Bireyin sorunlarına odaklanmış, toplumsal muhalefetten uzaklaşmış, burjuva estetiğini sahiplenmiş, tüketim toplumunun ihtiyaçları ve isteklerine uygun sanattaki anlam; egemen sınıfların egemen pozisyonlarını devam ettirmelerini sağlayan mistifikasyonun meydana geldiği yerdir. Böylelikle güzellik, sanat ve saflık nosyonları devamlılık kazanır, yönetilen kitleler bir yandan reklamcılığın diğer yandan da ‘güzel’, ‘yüceltilmiş’, ‘iyi’, ‘hayranlık uyandıran’ın yaylım ateşine maruz kalarak “çatışmanın olmadığı şiddetsizlik’ durumunda tutulur. Dolayısıyla sistemi gerçek anlamda eleştiren, karşı çıkan, yalnızca ilerici/bütünlüklü bir sanatın değil, aynı biçimde belgeselin ve fotoröportajın da geliştirilmesinin önündeki engel, estetik burjuva estetiği olur.

Bu tarz bir üretimi benimsemiş sanatçı ve görüntü üreticileri, egemenlerin dilini ve tekniğini kullandıkları içindir ki, sanatçıları öznel olarak ilerici gibi görünseler de üretimleri burjuva olmaya, burjuva tüketim toplumunun ihtiyaçlarını karşılamaya devam etmektedirler. Güç ile korkaklık arasında bir yerlerdedirler. Nerede durdukları, nereye baktıkları belli değildir.

Başka bir açıdan bana; “nereden bakıyoruz,” sorusu, Charlie Chaplin’in göçmen filminden bir sahneyi çağrıştırıyor. Fırtınaya yakalanmış ve şiddetle sallanan bir geminin tüm yolcularının iskele-bordaya yüklenip deniz tuttuğu sahne... Herkes kusarken Chaplin, seyirciye arkası dönük şekilde, bacakları geriye tekmeler savurarak sancak-bordadan sarkmaktadır. İzleyici onu deniz tuttuğunu düşünürken Chaplin birden kendini yukarı çeker ve bastonuyla bir balık yakaladığını görürüz.
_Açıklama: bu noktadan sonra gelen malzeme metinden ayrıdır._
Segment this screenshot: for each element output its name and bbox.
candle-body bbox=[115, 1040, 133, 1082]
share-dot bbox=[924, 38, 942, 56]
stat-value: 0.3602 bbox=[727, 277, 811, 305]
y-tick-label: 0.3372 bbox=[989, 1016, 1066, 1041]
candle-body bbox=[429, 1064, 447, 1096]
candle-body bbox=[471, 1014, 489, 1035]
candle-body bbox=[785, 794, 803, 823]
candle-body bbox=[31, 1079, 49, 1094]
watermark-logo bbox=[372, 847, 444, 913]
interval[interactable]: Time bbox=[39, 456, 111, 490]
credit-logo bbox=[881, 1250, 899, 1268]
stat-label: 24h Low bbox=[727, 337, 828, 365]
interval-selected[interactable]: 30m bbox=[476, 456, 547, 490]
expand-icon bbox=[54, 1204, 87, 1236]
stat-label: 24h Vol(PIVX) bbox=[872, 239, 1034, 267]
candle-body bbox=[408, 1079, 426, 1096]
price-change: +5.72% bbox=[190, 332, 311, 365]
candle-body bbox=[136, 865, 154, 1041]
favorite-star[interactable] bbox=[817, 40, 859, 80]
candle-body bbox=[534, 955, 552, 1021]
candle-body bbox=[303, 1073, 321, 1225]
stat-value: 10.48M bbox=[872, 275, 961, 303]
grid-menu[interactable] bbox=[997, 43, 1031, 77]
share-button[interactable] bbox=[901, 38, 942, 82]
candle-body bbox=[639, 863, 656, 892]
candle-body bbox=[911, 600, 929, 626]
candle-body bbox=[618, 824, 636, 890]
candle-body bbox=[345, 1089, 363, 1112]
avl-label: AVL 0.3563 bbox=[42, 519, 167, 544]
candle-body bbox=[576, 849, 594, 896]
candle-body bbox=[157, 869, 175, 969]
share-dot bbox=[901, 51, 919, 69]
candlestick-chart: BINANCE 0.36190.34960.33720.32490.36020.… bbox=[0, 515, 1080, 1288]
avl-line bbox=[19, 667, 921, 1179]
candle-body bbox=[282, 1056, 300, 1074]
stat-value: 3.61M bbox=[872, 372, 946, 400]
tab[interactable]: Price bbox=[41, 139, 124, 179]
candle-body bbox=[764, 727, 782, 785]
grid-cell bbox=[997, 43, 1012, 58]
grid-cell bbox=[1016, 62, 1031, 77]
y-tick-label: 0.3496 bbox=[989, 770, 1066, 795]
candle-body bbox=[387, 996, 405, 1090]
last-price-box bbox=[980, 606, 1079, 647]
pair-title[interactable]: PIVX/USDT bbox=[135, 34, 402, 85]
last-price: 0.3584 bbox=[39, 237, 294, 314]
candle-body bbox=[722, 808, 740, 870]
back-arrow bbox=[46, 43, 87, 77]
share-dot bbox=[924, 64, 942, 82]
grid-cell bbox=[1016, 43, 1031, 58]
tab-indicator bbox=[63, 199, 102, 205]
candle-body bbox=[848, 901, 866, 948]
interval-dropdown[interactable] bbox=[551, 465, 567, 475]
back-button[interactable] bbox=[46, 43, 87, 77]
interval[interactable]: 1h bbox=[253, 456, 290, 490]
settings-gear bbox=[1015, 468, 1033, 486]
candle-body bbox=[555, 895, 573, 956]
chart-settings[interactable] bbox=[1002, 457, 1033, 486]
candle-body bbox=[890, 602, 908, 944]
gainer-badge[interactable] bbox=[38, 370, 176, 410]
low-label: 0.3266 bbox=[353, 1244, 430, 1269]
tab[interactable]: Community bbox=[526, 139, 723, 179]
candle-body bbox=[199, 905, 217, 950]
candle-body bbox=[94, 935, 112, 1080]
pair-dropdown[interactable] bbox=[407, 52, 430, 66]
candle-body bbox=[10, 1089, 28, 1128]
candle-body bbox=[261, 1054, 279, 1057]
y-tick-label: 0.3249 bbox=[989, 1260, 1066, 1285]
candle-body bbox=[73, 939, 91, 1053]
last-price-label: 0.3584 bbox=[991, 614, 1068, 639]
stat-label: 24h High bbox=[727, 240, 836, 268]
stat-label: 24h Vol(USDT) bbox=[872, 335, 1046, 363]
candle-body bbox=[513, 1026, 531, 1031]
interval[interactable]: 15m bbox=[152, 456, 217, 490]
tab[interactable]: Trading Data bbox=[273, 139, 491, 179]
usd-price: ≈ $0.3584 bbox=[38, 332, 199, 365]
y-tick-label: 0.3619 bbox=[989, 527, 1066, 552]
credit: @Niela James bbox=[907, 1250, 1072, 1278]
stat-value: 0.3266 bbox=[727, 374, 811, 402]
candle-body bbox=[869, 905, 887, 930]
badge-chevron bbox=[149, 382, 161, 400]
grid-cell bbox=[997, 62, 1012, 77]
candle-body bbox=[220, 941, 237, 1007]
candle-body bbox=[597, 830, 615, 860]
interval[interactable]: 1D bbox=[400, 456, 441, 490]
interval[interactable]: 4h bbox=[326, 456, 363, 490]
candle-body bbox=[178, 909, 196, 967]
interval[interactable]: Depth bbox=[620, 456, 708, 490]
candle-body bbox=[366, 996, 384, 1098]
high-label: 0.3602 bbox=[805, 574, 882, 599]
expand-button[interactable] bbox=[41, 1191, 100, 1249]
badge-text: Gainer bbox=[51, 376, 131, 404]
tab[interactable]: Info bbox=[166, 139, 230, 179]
Yönetmenin ustalığı; çekimin yapıldığı açı ve kamerasını konuşlandırdığı yer tercihidir, ki izleyicinin algısını da yönlendirir. İkinci sahneyi göstermeseydi, izleyici birinci durumdan başka bir şey düşünmeyecekti.
Fotoğrafçılar/fotomuhabirleri ve olaylara tanıklık eden kameramanların, kendi güvenliklerini düşünerek tomaların ardında konuşlanarak görüntü üretmeleri gibi... Bir yerde nereden baktığımız nasıl baktığımızı belirliyor. Nasıl baktığımız da nereden baktığımıza bağlı.

Direnişin içinden iktidar ve güç nasıl görünüyor? Bakmak şart...

Ne yazık ki, neoliberallerin aydınları ve sanatçıları ve tabii ki iktidar medyasının fotomuhabirleri ve habercileri de hiç bu açıdan bakmadılar, bulundukları yerde iyi beslendiler, güvenlilerdi bir de.

.. İktidarlar; kendisi için daha ileri bir demokrasiyi hayata geçirmek, geçmişi anmak/unutturmamak, onların açtığı yoldan yürümek, haklarının mücadelesini vermek, eşit ve adil bir gelecek adına ortak paydada birleşen topluluklardan korkarlar. Karşılığında başvuracağı şiddet ise otoritenin ‘gösterisi’ne dönüşür.

Weil, İlyada’yı çözümlerken: “Şiddet başat olduğunda güçlü tam anlamıyla güçlü olmadığını, güçsüz tam anlamıyla güçsüz olmadığını düşünmez...” der. İktidar; elindeki toması, akrebi, gazı, mermisi, hapishaneleri, yasaları ve yasaklarıyla güçlü olduğunu düşünür, ama aynı zamanda güç için o kadar çok enstrümana sığınmasının, korkaklıkla arasında bir bağ olduğu iktidarın aklından geçmez. OHAL yasalarıyla kültür yapılarına kayyum atarken de, ülkeyi aynı zeminde seçime götürürken de, barış isteyeni içeri tıkarken de, savaş çığlıkları atanlarla ittifak kurarken de böyleydi bu. Faşizm gelirken, güç ile korkaklık arasındaki bu bağ şiddeti yükseltir, faşizm elini kolunu sallayarak tırpanıyla kol gezer, ölüm fabrikalarından faşizmin kara dumanı püskürtülür.

Üstelik Nazilerden farklı olarak artık toplama kampları yaşam alanlarımızdır.